1/2 to 1 red jalapeno, thinly sliced (seeds and ribs removed for less heat, if desired)

1 cup frozen shelled edamame, thawed

3 ounces (1 cup) julienned jicama

Kosher salt

2 cups hot cooked brown rice

Lime wedges, serving suggestion

Combine the broth, water, mirin, and the fish sauce in a large saucepan. Cut all but one scallion into 1-inch pieces and add to the broth with the mushroom stems, ginger, garlic and bunch basil. Bring to a simmer over medium-high heat and continue to simmer until reduced by half, about 45 minutes. Remove the solids from the broth using a strainer or slotted spoon and discard.

Add the chicken, sliced mushroom caps, and jalapeno to the broth; adjust heat to keep the broth at a gentle simmer and cook 12 to 14 minutes or until the chicken is just cooked through. Transfer the chicken to a cutting board and slice into 1-inch pieces.

Remove the broth from the heat; Stir in the edamame, jicama, and sliced chicken. Season to taste with salt. Scoop 1/2 cup of the cooked rice in each bowl and ladle some of the soup over it. Slice the reserved scallion on an angle and sprinkle over each bowl along with the basil leaves. Serve with lime wedges, if desired.

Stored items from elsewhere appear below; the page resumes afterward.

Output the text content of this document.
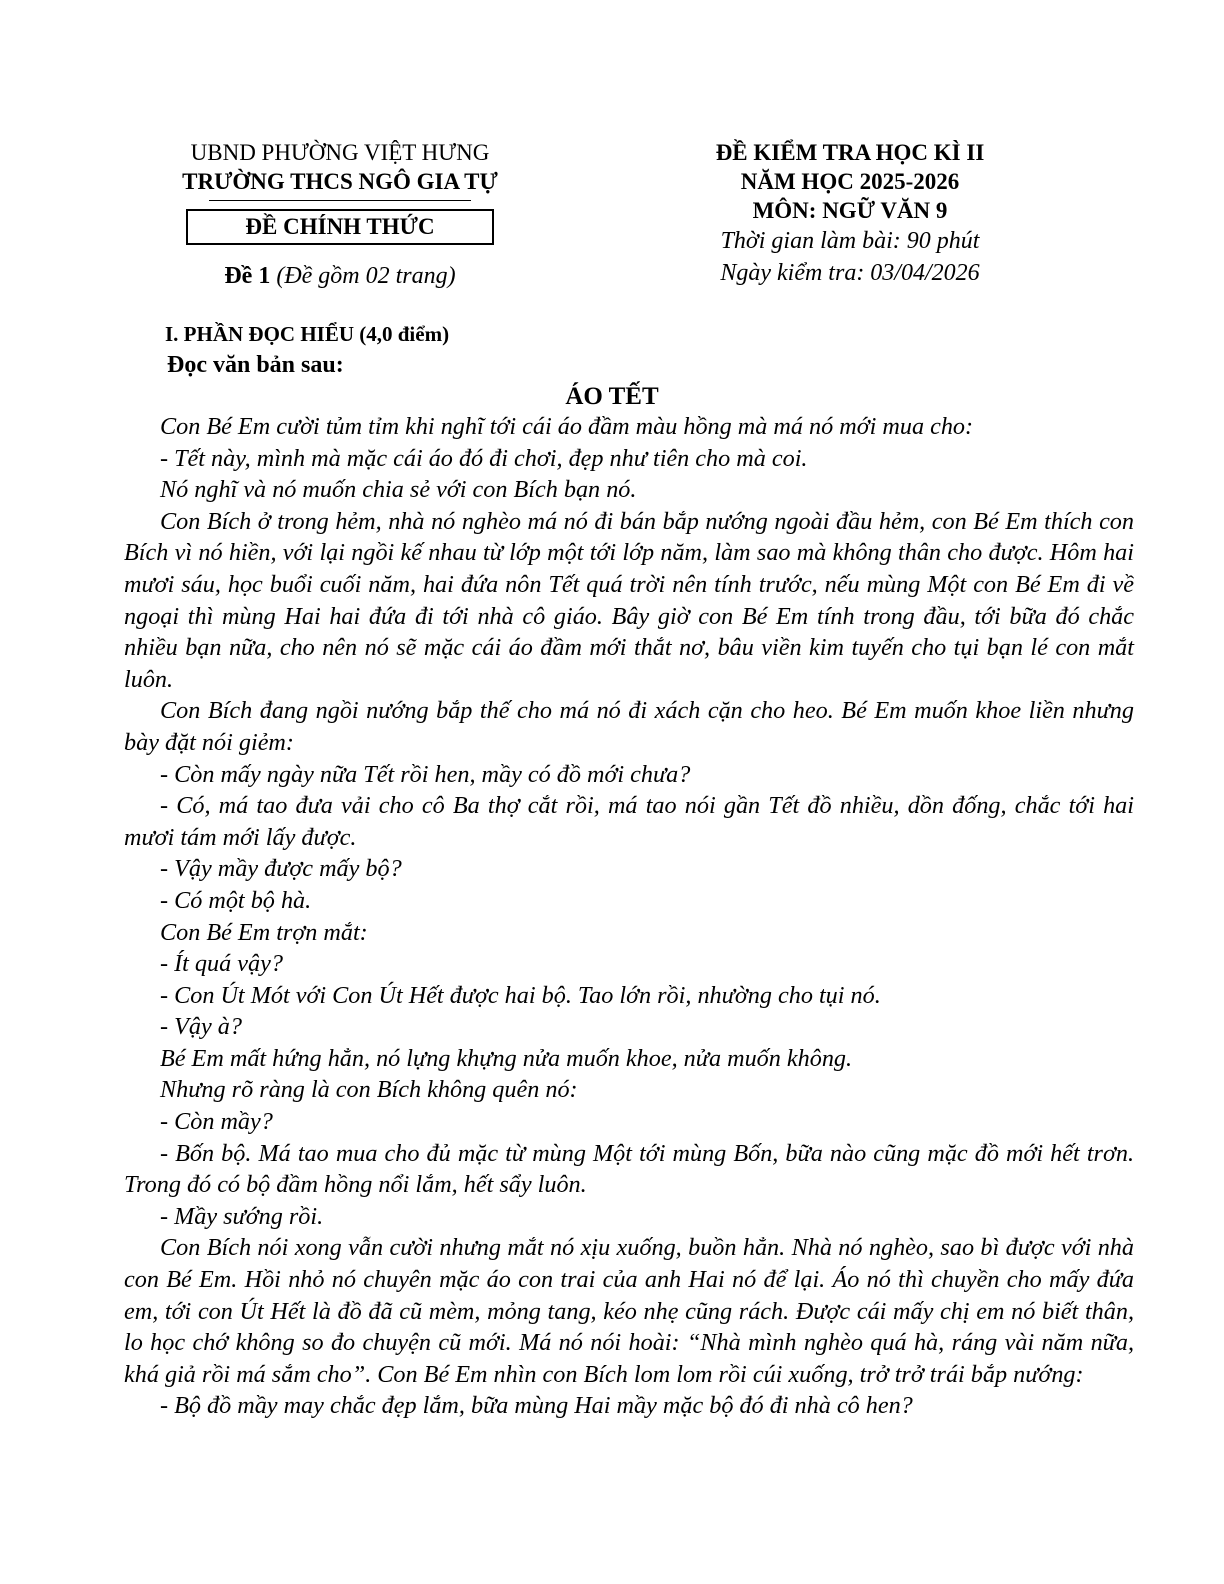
UBND PHƯỜNG VIỆT HƯNG
TRƯỜNG THCS NGÔ GIA TỰ
ĐỀ CHÍNH THỨC
Đề 1 (Đề gồm 02 trang)
ĐỀ KIỂM TRA HỌC KÌ II
NĂM HỌC 2025-2026
MÔN: NGỮ VĂN 9
Thời gian làm bài: 90 phút
Ngày kiểm tra: 03/04/2026
I. PHẦN ĐỌC HIỂU (4,0 điểm)
Đọc văn bản sau:
ÁO TẾT

Con Bé Em cười tủm tỉm khi nghĩ tới cái áo đầm màu hồng mà má nó mới mua cho:

- Tết này, mình mà mặc cái áo đó đi chơi, đẹp như tiên cho mà coi.

Nó nghĩ và nó muốn chia sẻ với con Bích bạn nó.

Con Bích ở trong hẻm, nhà nó nghèo má nó đi bán bắp nướng ngoài đầu hẻm, con Bé Em thích con Bích vì nó hiền, với lại ngồi kế nhau từ lớp một tới lớp năm, làm sao mà không thân cho được. Hôm hai mươi sáu, học buổi cuối năm, hai đứa nôn Tết quá trời nên tính trước, nếu mùng Một con Bé Em đi về ngoại thì mùng Hai hai đứa đi tới nhà cô giáo. Bây giờ con Bé Em tính trong đầu, tới bữa đó chắc nhiều bạn nữa, cho nên nó sẽ mặc cái áo đầm mới thắt nơ, bâu viền kim tuyến cho tụi bạn lé con mắt luôn.

Con Bích đang ngồi nướng bắp thế cho má nó đi xách cặn cho heo. Bé Em muốn khoe liền nhưng bày đặt nói giẻm:

- Còn mấy ngày nữa Tết rồi hen, mầy có đồ mới chưa?

- Có, má tao đưa vải cho cô Ba thợ cắt rồi, má tao nói gần Tết đồ nhiều, dồn đống, chắc tới hai mươi tám mới lấy được.

- Vậy mầy được mấy bộ?

- Có một bộ hà.

Con Bé Em trợn mắt:

- Ít quá vậy?

- Con Út Mót với Con Út Hết được hai bộ. Tao lớn rồi, nhường cho tụi nó.

- Vậy à?

Bé Em mất hứng hẳn, nó lựng khựng nửa muốn khoe, nửa muốn không.

Nhưng rõ ràng là con Bích không quên nó:

- Còn mầy?

- Bốn bộ. Má tao mua cho đủ mặc từ mùng Một tới mùng Bốn, bữa nào cũng mặc đồ mới hết trơn. Trong đó có bộ đầm hồng nổi lắm, hết sẩy luôn.

- Mầy sướng rồi.

Con Bích nói xong vẫn cười nhưng mắt nó xịu xuống, buồn hẳn. Nhà nó nghèo, sao bì được với nhà con Bé Em. Hồi nhỏ nó chuyên mặc áo con trai của anh Hai nó để lại. Áo nó thì chuyền cho mấy đứa em, tới con Út Hết là đồ đã cũ mèm, mỏng tang, kéo nhẹ cũng rách. Được cái mấy chị em nó biết thân, lo học chớ không so đo chuyện cũ mới. Má nó nói hoài: “Nhà mình nghèo quá hà, ráng vài năm nữa, khá giả rồi má sắm cho”. Con Bé Em nhìn con Bích lom lom rồi cúi xuống, trở trở trái bắp nướng:

- Bộ đồ mầy may chắc đẹp lắm, bữa mùng Hai mầy mặc bộ đó đi nhà cô hen?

Nutritional analysis per serving (without lime wedges)

Calories 360 ; Total Fat 6g (Sat Fat 1.1g, Mono Fat 1.6g, Poly Fat 1.1g) ; Protein 36g; Carb 39g; Fiber 6g; Cholesterol 49mg; Sodium 645mg

Replies

  • Janworkingitout
    Janworkingitout Posts: 434 Member
    This sounds tasty, can't wait to try it...thanks!
  • sounds yummy...how many servings does it make?
  • fanceegirl75
    fanceegirl75 Posts: 620 Member
    This sounds delish! I've bookmarked it and will definitely try it! Thanks for sharing!! :drinker:
  • twistygirl
    twistygirl Posts: 517 Member
    I am writing this recipe down and getting my ingredients together this sounds like a wonderful Sunday meal, Thank-you
  • DHalaby73
    DHalaby73 Posts: 980 Member
    sounds yummy...how many servings does it make?


    Here's what I came up with...calories are on here if you want to look it up..

    4 servings, 1 1/2 cups each
  • swheeler86
    swheeler86 Posts: 31 Member
    bump!
  • bevpulse
    bevpulse Posts: 54 Member
    This sounds delicious. I have copied it and hope to try it soon!